Dylan mentions Sonny & Brownie alongside THE BEATS and the jazz musicians when listing, in the Biograph box-set interview of 1985, the constituent parts of the underground, bohemian scene that he found and tagged onto just before it was too late. But as Tony Russell sums it up, ‘They were around for so long that they began to be overlooked or underestimated. Their blues stories, once new and fascinating, were still worth listening to but they had told them too often and like pub bores they…lost their audience.
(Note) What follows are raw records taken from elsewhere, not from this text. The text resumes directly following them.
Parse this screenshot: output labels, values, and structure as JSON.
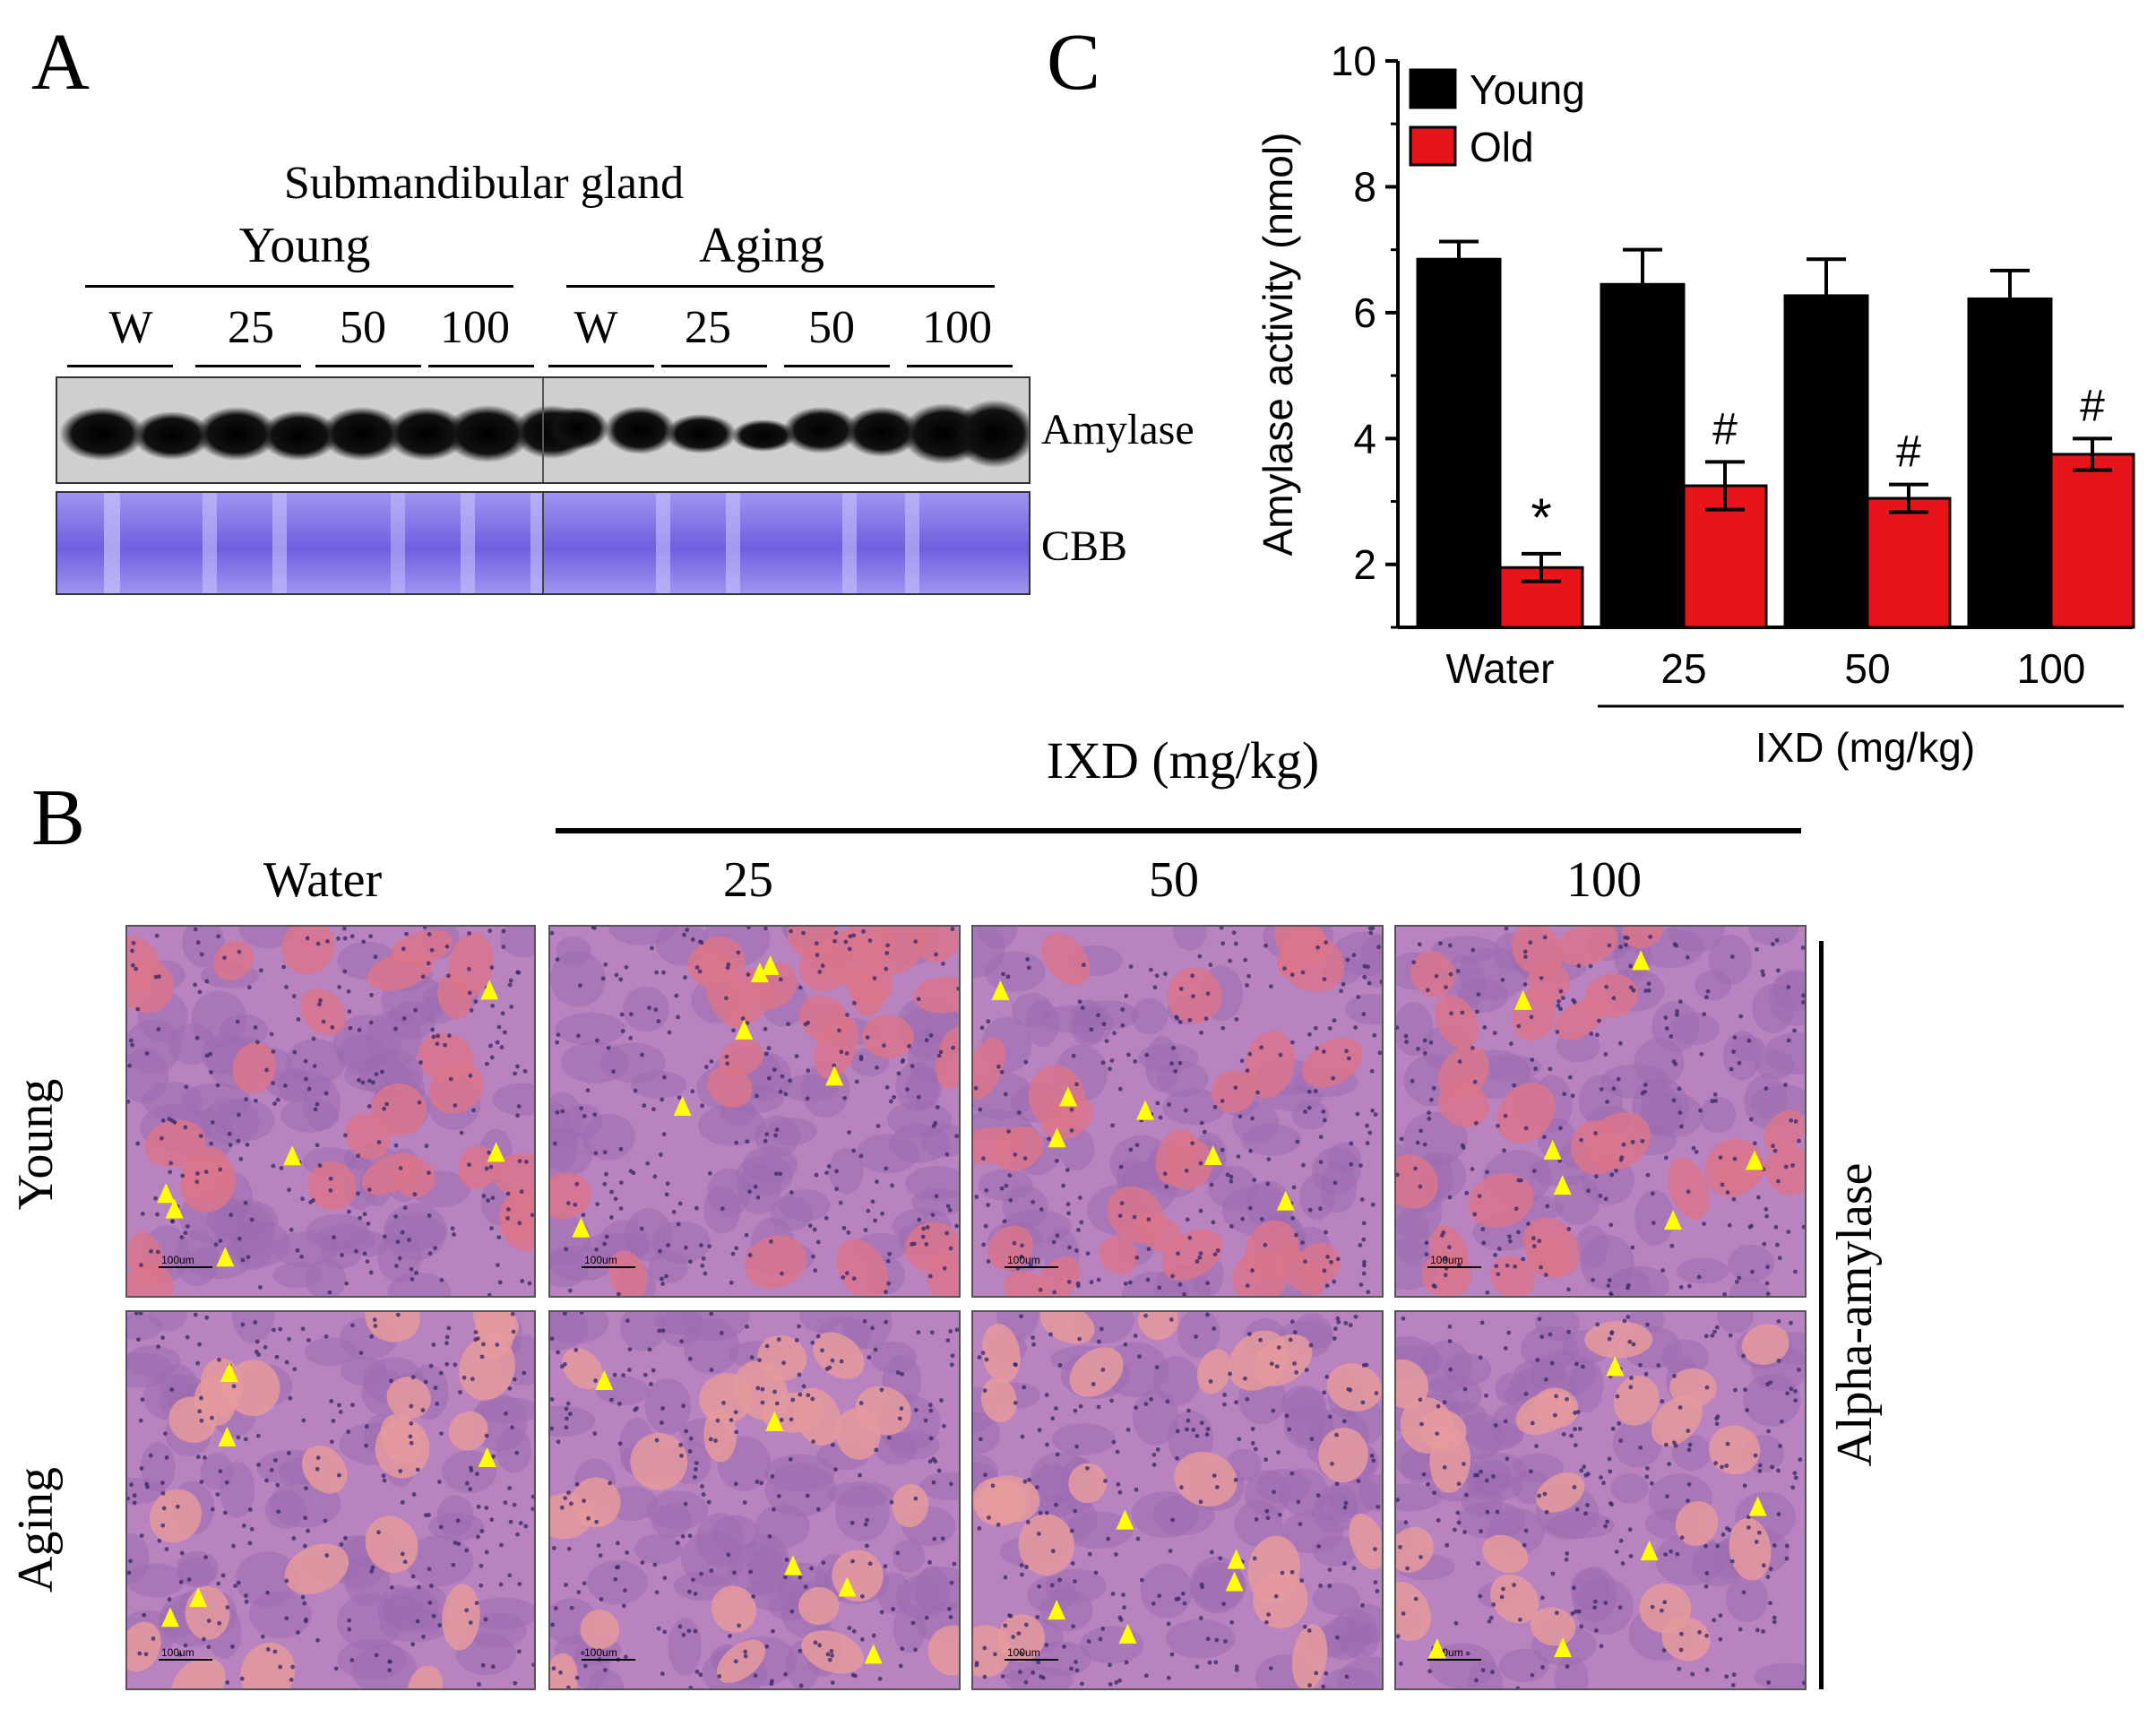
{
  "panel_a": {
    "letter": "A",
    "title": "Submandibular gland",
    "groups": [
      "Young",
      "Aging"
    ],
    "lanes": [
      "W",
      "25",
      "50",
      "100",
      "W",
      "25",
      "50",
      "100"
    ],
    "blot_labels": [
      "Amylase",
      "CBB"
    ]
  },
  "panel_b": {
    "letter": "B",
    "dose_title": "IXD (mg/kg)",
    "columns": [
      "Water",
      "25",
      "50",
      "100"
    ],
    "rows": [
      "Young",
      "Aging"
    ],
    "side_label": "Alpha-amylase",
    "scale_bar": "100um"
  },
  "panel_c": {
    "letter": "C",
    "group_label": "IXD (mg/kg)"
  },
  "colors": {
    "young": "#000000",
    "old": "#e8141b",
    "arrowhead": "#ffff00",
    "tissue": "#b47cb0",
    "cbb": "#8a7fe6"
  },
  "chart_data": {
    "type": "bar",
    "categories": [
      "Water",
      "25",
      "50",
      "100"
    ],
    "series": [
      {
        "name": "Young",
        "values": [
          6.85,
          6.45,
          6.27,
          6.22
        ],
        "errors": [
          0.28,
          0.55,
          0.58,
          0.45
        ],
        "marks": [
          "",
          "",
          "",
          ""
        ]
      },
      {
        "name": "Old",
        "values": [
          1.95,
          3.25,
          3.05,
          3.75
        ],
        "errors": [
          0.22,
          0.38,
          0.22,
          0.25
        ],
        "marks": [
          "*",
          "#",
          "#",
          "#"
        ]
      }
    ],
    "ylabel": "Amylase activity (nmol)",
    "xlabel": "IXD (mg/kg)",
    "ylim": [
      1,
      10
    ],
    "yticks": [
      2,
      4,
      6,
      8,
      10
    ],
    "legend": "top-left"
  }
}
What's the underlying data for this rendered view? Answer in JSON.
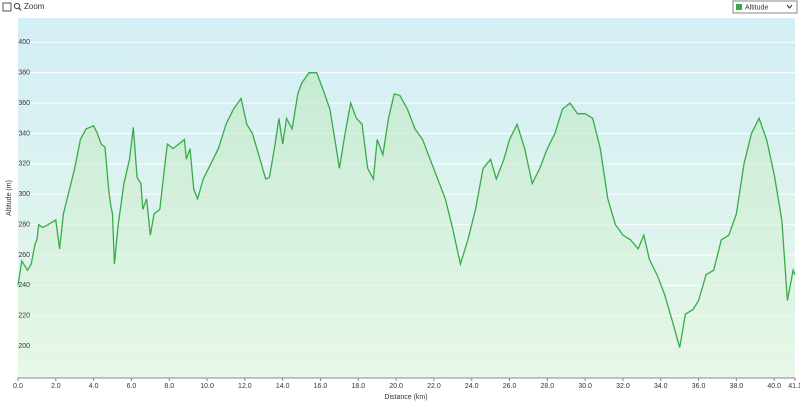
{
  "controls": {
    "zoom": "Zoom"
  },
  "chart_data": {
    "type": "line",
    "xlabel": "Distance  (km)",
    "ylabel": "Altitude (m)",
    "xlim": [
      0,
      41.1
    ],
    "ylim": [
      179,
      416
    ],
    "xticks": [
      {
        "value": 0,
        "label": "0.0"
      },
      {
        "value": 2,
        "label": "2.0"
      },
      {
        "value": 4,
        "label": "4.0"
      },
      {
        "value": 6,
        "label": "6.0"
      },
      {
        "value": 8,
        "label": "8.0"
      },
      {
        "value": 10,
        "label": "10.0"
      },
      {
        "value": 12,
        "label": "12.0"
      },
      {
        "value": 14,
        "label": "14.0"
      },
      {
        "value": 16,
        "label": "16.0"
      },
      {
        "value": 18,
        "label": "18.0"
      },
      {
        "value": 20,
        "label": "20.0"
      },
      {
        "value": 22,
        "label": "22.0"
      },
      {
        "value": 24,
        "label": "24.0"
      },
      {
        "value": 26,
        "label": "26.0"
      },
      {
        "value": 28,
        "label": "28.0"
      },
      {
        "value": 30,
        "label": "30.0"
      },
      {
        "value": 32,
        "label": "32.0"
      },
      {
        "value": 34,
        "label": "34.0"
      },
      {
        "value": 36,
        "label": "36.0"
      },
      {
        "value": 38,
        "label": "38.0"
      },
      {
        "value": 40,
        "label": "40.0"
      },
      41.1
    ],
    "yticks": [
      200,
      220,
      240,
      260,
      280,
      300,
      320,
      340,
      360,
      380,
      400
    ],
    "grid": true,
    "x": [
      0,
      0.2,
      0.5,
      0.7,
      0.9,
      1.0,
      1.1,
      1.3,
      1.6,
      2.0,
      2.2,
      2.4,
      2.8,
      3.0,
      3.3,
      3.6,
      4.0,
      4.2,
      4.4,
      4.6,
      4.8,
      4.9,
      5.0,
      5.1,
      5.3,
      5.6,
      5.9,
      6.1,
      6.3,
      6.5,
      6.6,
      6.8,
      7.0,
      7.2,
      7.5,
      7.8,
      7.9,
      8.2,
      8.5,
      8.8,
      8.9,
      9.1,
      9.3,
      9.5,
      9.8,
      10.2,
      10.6,
      11.0,
      11.4,
      11.8,
      12.1,
      12.4,
      12.8,
      13.1,
      13.3,
      13.6,
      13.8,
      14.0,
      14.2,
      14.5,
      14.8,
      15.0,
      15.4,
      15.8,
      16.1,
      16.5,
      16.8,
      17.0,
      17.3,
      17.6,
      17.9,
      18.2,
      18.5,
      18.8,
      19.0,
      19.3,
      19.6,
      19.9,
      20.2,
      20.6,
      21.0,
      21.4,
      21.8,
      22.2,
      22.6,
      23.0,
      23.4,
      23.8,
      24.2,
      24.6,
      25.0,
      25.3,
      25.7,
      26.0,
      26.4,
      26.8,
      27.2,
      27.6,
      28.0,
      28.4,
      28.8,
      29.2,
      29.6,
      30.0,
      30.4,
      30.8,
      31.2,
      31.6,
      32.0,
      32.4,
      32.8,
      33.1,
      33.4,
      33.8,
      34.2,
      34.6,
      35.0,
      35.3,
      35.7,
      36.0,
      36.4,
      36.8,
      37.2,
      37.6,
      38.0,
      38.4,
      38.8,
      39.2,
      39.6,
      40.0,
      40.4,
      40.7,
      41.0,
      41.1
    ],
    "series": [
      {
        "name": "Altitude",
        "color": "#3aaa48",
        "values": [
          240,
          256,
          250,
          254,
          267,
          270,
          280,
          278,
          280,
          283,
          264,
          287,
          307,
          317,
          336,
          343,
          345,
          340,
          333,
          331,
          303,
          293,
          287,
          254,
          280,
          307,
          323,
          344,
          311,
          307,
          290,
          297,
          273,
          287,
          290,
          323,
          333,
          330,
          333,
          336,
          323,
          330,
          303,
          297,
          310,
          320,
          330,
          346,
          356,
          363,
          346,
          340,
          323,
          310,
          311,
          333,
          350,
          333,
          350,
          343,
          366,
          373,
          380,
          380,
          370,
          356,
          333,
          317,
          340,
          360,
          350,
          346,
          317,
          310,
          336,
          326,
          350,
          366,
          365,
          356,
          343,
          336,
          323,
          310,
          297,
          277,
          254,
          270,
          290,
          317,
          323,
          310,
          323,
          336,
          346,
          330,
          307,
          317,
          330,
          340,
          356,
          360,
          353,
          353,
          350,
          330,
          297,
          280,
          273,
          270,
          264,
          273,
          257,
          247,
          234,
          217,
          199,
          221,
          224,
          230,
          247,
          250,
          270,
          273,
          287,
          320,
          340,
          350,
          336,
          313,
          283,
          230,
          250,
          247
        ]
      }
    ]
  }
}
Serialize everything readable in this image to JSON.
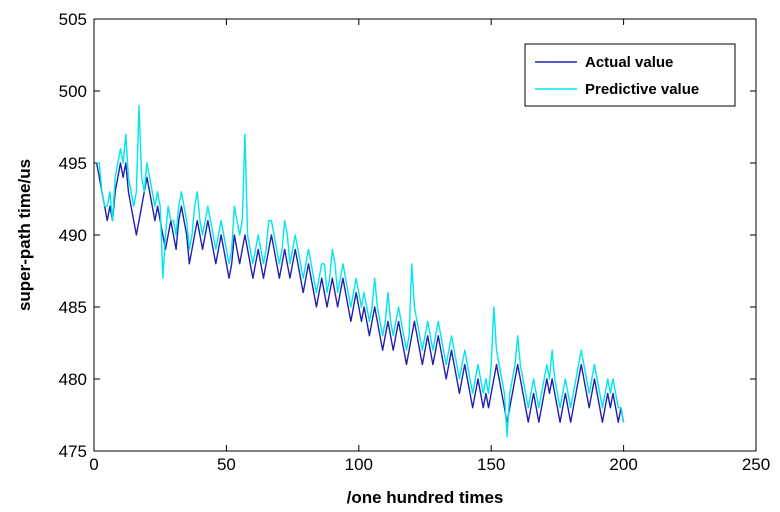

Still, for a generation they had been despatch riders of the blues…’

Sonny & Brownie, as it was sufficient to call them, played all through the 1960s and survived beyond them, recording, in 1973, a ‘contemporary’ album (itself just called Sonny & Brownie) on which they were joined by CLYDIE KING, Don ‘Sugarcane’ Harris, JOHN MAYALL and even (on a cover of Randy Newman’s splendid song ‘Sail Away’) ARLO GUTHRIE and included versions of ‘People Get Ready’ and SAM COOKE’s ‘Bring It On Home To Me’.

By this point, though, the two could hardly stand each other though their duo continued until 1982, after which McGhee recorded with the inferior harp player Sugar Blue. He long outlived his ex-partner and died of cancer in Oakland, California on February 16, 1996, aged 80.